Since we’re obviously not going to stop them, maybe we can ridicule them into behaving. Each news story is more ridiculous than the last.  These motherf***ers are stealing everything.  Oil, grain, people off of cruise ships…watch your ass America. I understand the fear of rifles and “shoulder-mounted” missiles…actually, no I don’t. Unless they’re sailing in a paper ship, rifles aren’t sinking shit, in order to sink the ship they’d need missiles.  But sinking the ship would be counterintuitive, since the ship is their ransom.  Are they merely talking their way onto the ships?  Are they offering ancient African treasures?   I am forced to conclude that these crews are not really gung-ho about their oil, their grain, their people, whatever.  Maybe they want to take a ride on a cool 1980’s era speedboat. Now I can’t underestimate the gangster these Africans, but my knowledge of sea creatures tell me that if a big ass blue whale (or whale shark) decided to go for a swim in or around the speedboat, these pirates would be sunk.

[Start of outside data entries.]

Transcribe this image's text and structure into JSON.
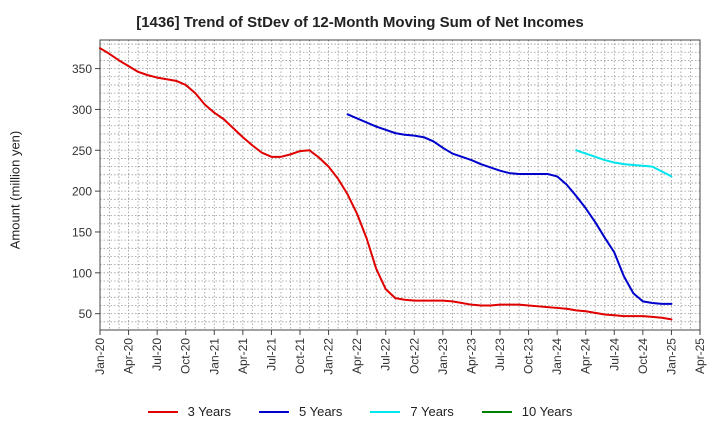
{
  "chart_data": {
    "type": "line",
    "title": "[1436]  Trend of StDev of 12-Month Moving Sum of Net Incomes",
    "ylabel": "Amount (million yen)",
    "ylim": [
      30,
      385
    ],
    "yticks": [
      50,
      100,
      150,
      200,
      250,
      300,
      350
    ],
    "xticks": [
      "Jan-20",
      "Apr-20",
      "Jul-20",
      "Oct-20",
      "Jan-21",
      "Apr-21",
      "Jul-21",
      "Oct-21",
      "Jan-22",
      "Apr-22",
      "Jul-22",
      "Oct-22",
      "Jan-23",
      "Apr-23",
      "Jul-23",
      "Oct-23",
      "Jan-24",
      "Apr-24",
      "Jul-24",
      "Oct-24",
      "Jan-25",
      "Apr-25"
    ],
    "grid": true,
    "legend_position": "bottom",
    "series": [
      {
        "name": "3 Years",
        "color": "#e00000",
        "x": [
          "Jan-20",
          "Feb-20",
          "Mar-20",
          "Apr-20",
          "May-20",
          "Jun-20",
          "Jul-20",
          "Aug-20",
          "Sep-20",
          "Oct-20",
          "Nov-20",
          "Dec-20",
          "Jan-21",
          "Feb-21",
          "Mar-21",
          "Apr-21",
          "May-21",
          "Jun-21",
          "Jul-21",
          "Aug-21",
          "Sep-21",
          "Oct-21",
          "Nov-21",
          "Dec-21",
          "Jan-22",
          "Feb-22",
          "Mar-22",
          "Apr-22",
          "May-22",
          "Jun-22",
          "Jul-22",
          "Aug-22",
          "Sep-22",
          "Oct-22",
          "Nov-22",
          "Dec-22",
          "Jan-23",
          "Feb-23",
          "Mar-23",
          "Apr-23",
          "May-23",
          "Jun-23",
          "Jul-23",
          "Aug-23",
          "Sep-23",
          "Oct-23",
          "Nov-23",
          "Dec-23",
          "Jan-24",
          "Feb-24",
          "Mar-24",
          "Apr-24",
          "May-24",
          "Jun-24",
          "Jul-24",
          "Aug-24",
          "Sep-24",
          "Oct-24",
          "Nov-24",
          "Dec-24",
          "Jan-25"
        ],
        "values": [
          375,
          368,
          360,
          353,
          346,
          342,
          339,
          337,
          335,
          330,
          320,
          306,
          296,
          288,
          277,
          266,
          256,
          247,
          242,
          242,
          245,
          249,
          250,
          241,
          230,
          215,
          196,
          172,
          142,
          105,
          80,
          69,
          67,
          66,
          66,
          66,
          66,
          65,
          63,
          61,
          60,
          60,
          61,
          61,
          61,
          60,
          59,
          58,
          57,
          56,
          54,
          53,
          51,
          49,
          48,
          47,
          47,
          47,
          46,
          45,
          43
        ],
        "labels": []
      },
      {
        "name": "5 Years",
        "color": "#0000cc",
        "x": [
          "Mar-22",
          "Apr-22",
          "May-22",
          "Jun-22",
          "Jul-22",
          "Aug-22",
          "Sep-22",
          "Oct-22",
          "Nov-22",
          "Dec-22",
          "Jan-23",
          "Feb-23",
          "Mar-23",
          "Apr-23",
          "May-23",
          "Jun-23",
          "Jul-23",
          "Aug-23",
          "Sep-23",
          "Oct-23",
          "Nov-23",
          "Dec-23",
          "Jan-24",
          "Feb-24",
          "Mar-24",
          "Apr-24",
          "May-24",
          "Jun-24",
          "Jul-24",
          "Aug-24",
          "Sep-24",
          "Oct-24",
          "Nov-24",
          "Dec-24",
          "Jan-25"
        ],
        "values": [
          294,
          289,
          284,
          279,
          275,
          271,
          269,
          268,
          266,
          261,
          253,
          246,
          242,
          238,
          233,
          229,
          225,
          222,
          221,
          221,
          221,
          221,
          218,
          208,
          194,
          179,
          162,
          143,
          125,
          96,
          75,
          65,
          63,
          62,
          62
        ],
        "labels": []
      },
      {
        "name": "7 Years",
        "color": "#00e5ee",
        "x": [
          "Mar-24",
          "Apr-24",
          "May-24",
          "Jun-24",
          "Jul-24",
          "Aug-24",
          "Sep-24",
          "Oct-24",
          "Nov-24",
          "Dec-24",
          "Jan-25"
        ],
        "values": [
          250,
          246,
          242,
          238,
          235,
          233,
          232,
          231,
          230,
          224,
          218
        ],
        "labels": []
      },
      {
        "name": "10 Years",
        "color": "#008000",
        "x": [],
        "values": [],
        "labels": []
      }
    ]
  }
}
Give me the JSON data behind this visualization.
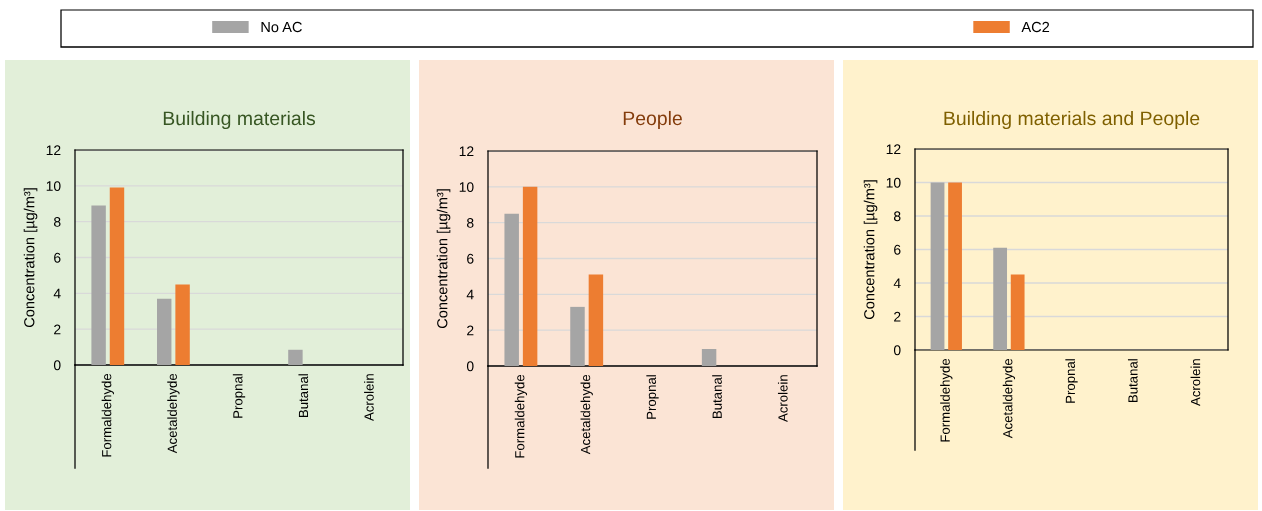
{
  "chart_data": [
    {
      "type": "bar",
      "title": "Building materials",
      "ylabel": "Concentration [µg/m³]",
      "categories": [
        "Formaldehyde",
        "Acetaldehyde",
        "Propnal",
        "Butanal",
        "Acrolein"
      ],
      "series": [
        {
          "name": "No AC",
          "color": "#a5a5a5",
          "values": [
            8.9,
            3.7,
            0,
            0.85,
            0
          ]
        },
        {
          "name": "AC2",
          "color": "#ed7d31",
          "values": [
            9.9,
            4.5,
            0,
            0,
            0
          ]
        }
      ],
      "ylim": [
        0,
        12
      ],
      "yticks": [
        0,
        2,
        4,
        6,
        8,
        10,
        12
      ],
      "grid": "y",
      "legend": "top"
    },
    {
      "type": "bar",
      "title": "People",
      "ylabel": "Concentration [µg/m³]",
      "categories": [
        "Formaldehyde",
        "Acetaldehyde",
        "Propnal",
        "Butanal",
        "Acrolein"
      ],
      "series": [
        {
          "color": "#a5a5a5",
          "values": [
            8.5,
            3.3,
            0,
            0.95,
            0
          ]
        },
        {
          "color": "#ed7d31",
          "values": [
            10,
            5.1,
            0,
            0,
            0
          ]
        }
      ],
      "ylim": [
        0,
        12
      ],
      "yticks": [
        0,
        2,
        4,
        6,
        8,
        10,
        12
      ],
      "grid": "y"
    },
    {
      "type": "bar",
      "title": "Building materials and People",
      "ylabel": "Concentration [µg/m³]",
      "categories": [
        "Formaldehyde",
        "Acetaldehyde",
        "Propnal",
        "Butanal",
        "Acrolein"
      ],
      "series": [
        {
          "color": "#a5a5a5",
          "values": [
            10,
            6.1,
            0,
            0,
            0
          ]
        },
        {
          "color": "#ed7d31",
          "values": [
            10,
            4.5,
            0,
            0,
            0
          ]
        }
      ],
      "ylim": [
        0,
        12
      ],
      "yticks": [
        0,
        2,
        4,
        6,
        8,
        10,
        12
      ],
      "grid": "y"
    }
  ]
}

That, in my book, is not very gangster at all.

...no ships in this picture...

...no ships in this picture, just whales...

Do these acts of piracy happen at night?   Can barely go to the bathroom in the middle of the night without turning on 3 lights, and even then, my aim is shoddy.  You’re telling me that a group of “pirates” are prowling along the high seas in the pitch-black darkness with a f**king maglite and some guns?  I’m sorry, this isn’t sad at all; it’s pretty damn hilarious.

*I know this is Disney’s creation, but still
**Not that you thought they would, but the only navy in Africa is in South Africa.  That is about as helpful as having a bulletproof vest in New York, when you get shot in Boston.